Pero, habrán adivinado, El ciudadano ilustre es una película sobre reencuentros. En este caso, el solterón Mantovani habrá de volver a verse cara a cara con Irene, la novia a la que abandonó cuarenta años atrás, ahora casada con uno de sus mejores amigos de entonces. Tendrá más interacciones con otros miembros de la familia, pero éstos no se pueden desvelar sin entrar en el terreno del “spoiler”.
Es difícil ver la película tras su exitoso paso por los festivales de Venecia y Valladolid, que, unida a su selección por Argentina para competir por el Óscar al mejor filme de habla no inglesa, le imponen una aureola de “título de la temporada” que, mucho nos tememos, le queda un poco grande. Que nadie se asuste: El ciudadano ilustre es una cinta agradabilísima que ninguna persona lamentará haber visto. Sin embargo, está lejos de esa redondez que se le atribuye. El principal escollo, no menor, es el error de cálculo con su metraje. (Una pequeña digresión: ¿cabe seguir hablando de “metraje” ahora que las copias que se exhiben proceden de archivos digitales?).

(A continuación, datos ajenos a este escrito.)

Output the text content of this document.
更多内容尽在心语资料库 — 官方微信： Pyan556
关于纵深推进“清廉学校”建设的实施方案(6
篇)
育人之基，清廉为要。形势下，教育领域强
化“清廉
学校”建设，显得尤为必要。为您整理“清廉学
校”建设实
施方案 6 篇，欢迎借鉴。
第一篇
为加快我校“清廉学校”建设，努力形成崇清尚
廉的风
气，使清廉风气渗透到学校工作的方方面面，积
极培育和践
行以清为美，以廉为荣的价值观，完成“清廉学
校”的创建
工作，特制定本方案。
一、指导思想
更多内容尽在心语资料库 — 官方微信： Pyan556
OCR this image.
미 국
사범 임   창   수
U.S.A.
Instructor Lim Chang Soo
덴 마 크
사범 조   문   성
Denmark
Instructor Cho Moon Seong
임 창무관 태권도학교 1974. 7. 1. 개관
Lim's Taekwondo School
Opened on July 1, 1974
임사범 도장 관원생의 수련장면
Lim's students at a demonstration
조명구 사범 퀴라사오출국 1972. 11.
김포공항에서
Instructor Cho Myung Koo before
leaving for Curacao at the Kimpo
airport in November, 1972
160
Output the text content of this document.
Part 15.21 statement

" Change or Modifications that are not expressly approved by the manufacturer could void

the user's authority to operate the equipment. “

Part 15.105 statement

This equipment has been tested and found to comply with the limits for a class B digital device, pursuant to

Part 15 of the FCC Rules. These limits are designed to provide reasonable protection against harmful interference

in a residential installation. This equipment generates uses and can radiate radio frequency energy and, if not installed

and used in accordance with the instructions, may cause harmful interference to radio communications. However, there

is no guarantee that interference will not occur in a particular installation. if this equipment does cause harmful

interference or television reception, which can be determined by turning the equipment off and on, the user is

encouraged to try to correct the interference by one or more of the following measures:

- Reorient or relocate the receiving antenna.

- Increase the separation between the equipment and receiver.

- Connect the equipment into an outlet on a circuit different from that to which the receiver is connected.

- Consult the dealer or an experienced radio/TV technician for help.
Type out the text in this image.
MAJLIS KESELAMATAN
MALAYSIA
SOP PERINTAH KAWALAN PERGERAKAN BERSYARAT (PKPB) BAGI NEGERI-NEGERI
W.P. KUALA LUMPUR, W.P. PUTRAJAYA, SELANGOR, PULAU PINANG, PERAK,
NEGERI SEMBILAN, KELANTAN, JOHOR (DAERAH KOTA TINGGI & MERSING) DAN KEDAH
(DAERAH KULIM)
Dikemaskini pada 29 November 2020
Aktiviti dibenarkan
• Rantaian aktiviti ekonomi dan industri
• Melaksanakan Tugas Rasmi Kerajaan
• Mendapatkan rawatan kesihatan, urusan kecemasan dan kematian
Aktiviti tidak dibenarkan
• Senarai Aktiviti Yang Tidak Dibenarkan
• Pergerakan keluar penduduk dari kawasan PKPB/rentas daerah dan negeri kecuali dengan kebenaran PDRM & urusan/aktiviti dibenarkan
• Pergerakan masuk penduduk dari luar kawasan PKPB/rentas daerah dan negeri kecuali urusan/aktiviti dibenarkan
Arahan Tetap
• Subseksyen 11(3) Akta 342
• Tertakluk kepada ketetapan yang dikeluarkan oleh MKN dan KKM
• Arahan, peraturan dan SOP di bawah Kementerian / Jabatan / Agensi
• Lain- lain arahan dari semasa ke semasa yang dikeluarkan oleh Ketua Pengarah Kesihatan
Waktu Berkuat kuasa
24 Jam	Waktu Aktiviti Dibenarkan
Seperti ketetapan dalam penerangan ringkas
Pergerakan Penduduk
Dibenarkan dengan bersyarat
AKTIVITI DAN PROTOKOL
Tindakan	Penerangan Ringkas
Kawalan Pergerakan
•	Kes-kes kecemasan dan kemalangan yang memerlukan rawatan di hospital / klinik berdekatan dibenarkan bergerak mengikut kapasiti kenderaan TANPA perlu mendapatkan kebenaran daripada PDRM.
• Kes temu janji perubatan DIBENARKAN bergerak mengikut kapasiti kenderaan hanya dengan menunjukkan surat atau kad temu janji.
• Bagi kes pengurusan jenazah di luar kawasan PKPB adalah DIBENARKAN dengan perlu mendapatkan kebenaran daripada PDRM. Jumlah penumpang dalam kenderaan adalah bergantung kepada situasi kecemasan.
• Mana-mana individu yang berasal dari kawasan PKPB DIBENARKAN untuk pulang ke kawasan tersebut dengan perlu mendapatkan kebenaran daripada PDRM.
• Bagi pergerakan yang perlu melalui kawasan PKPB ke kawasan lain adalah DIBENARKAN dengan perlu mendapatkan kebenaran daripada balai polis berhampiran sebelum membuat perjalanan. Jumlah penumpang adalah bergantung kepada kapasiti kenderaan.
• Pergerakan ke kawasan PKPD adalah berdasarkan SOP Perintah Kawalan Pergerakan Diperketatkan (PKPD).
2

Dividida en capítulos, cuya numeración y título se sobreimpresiona en pantalla -¿estructura de novela como guiño en una película protagonizada por un novelista?- la cinta se queda a sólo dos minutos de las dos horas. Mala idea en general y especialmente desafortunada en este caso. El relato está estirado, y parece condenado a repetir ideas hasta alcanzar el desenlace. Un montaje más ágil habría tenido consecuencias enormemente beneficiosas sobre este filme.
En algo no se equivocan las elogiosísimas reseñas que precedieron a su estreno. Óscar Martínez, obligado a echarse todo el peso del proyecto sobre los hombros, está excelso. Quién esto firma le descubrió, asombrado, en aquella versión de Arte que llegó al Infanta Isabel con el reclamo de Ricardo Darín. Darín estaba estupendo, huelga decirlo, pero quedaba ensombrecido por Martínez, que hacía maravillas con el mejor papel de la función; el más descreído de los tres amigos que se pasan hora y media –sin entreacto- discutiendo sobre un lienzo en blanco “con una finíiiiiiisima línea blanca”. Cometimos el error de perderle la pista hasta hace un par de años, en el que protagonizaba uno de los mejores Relatos Salvajes de Damián Szifrón. Disfrutar de su interpretación en El ciudadano ilustre ya justifica el pago de la entrada.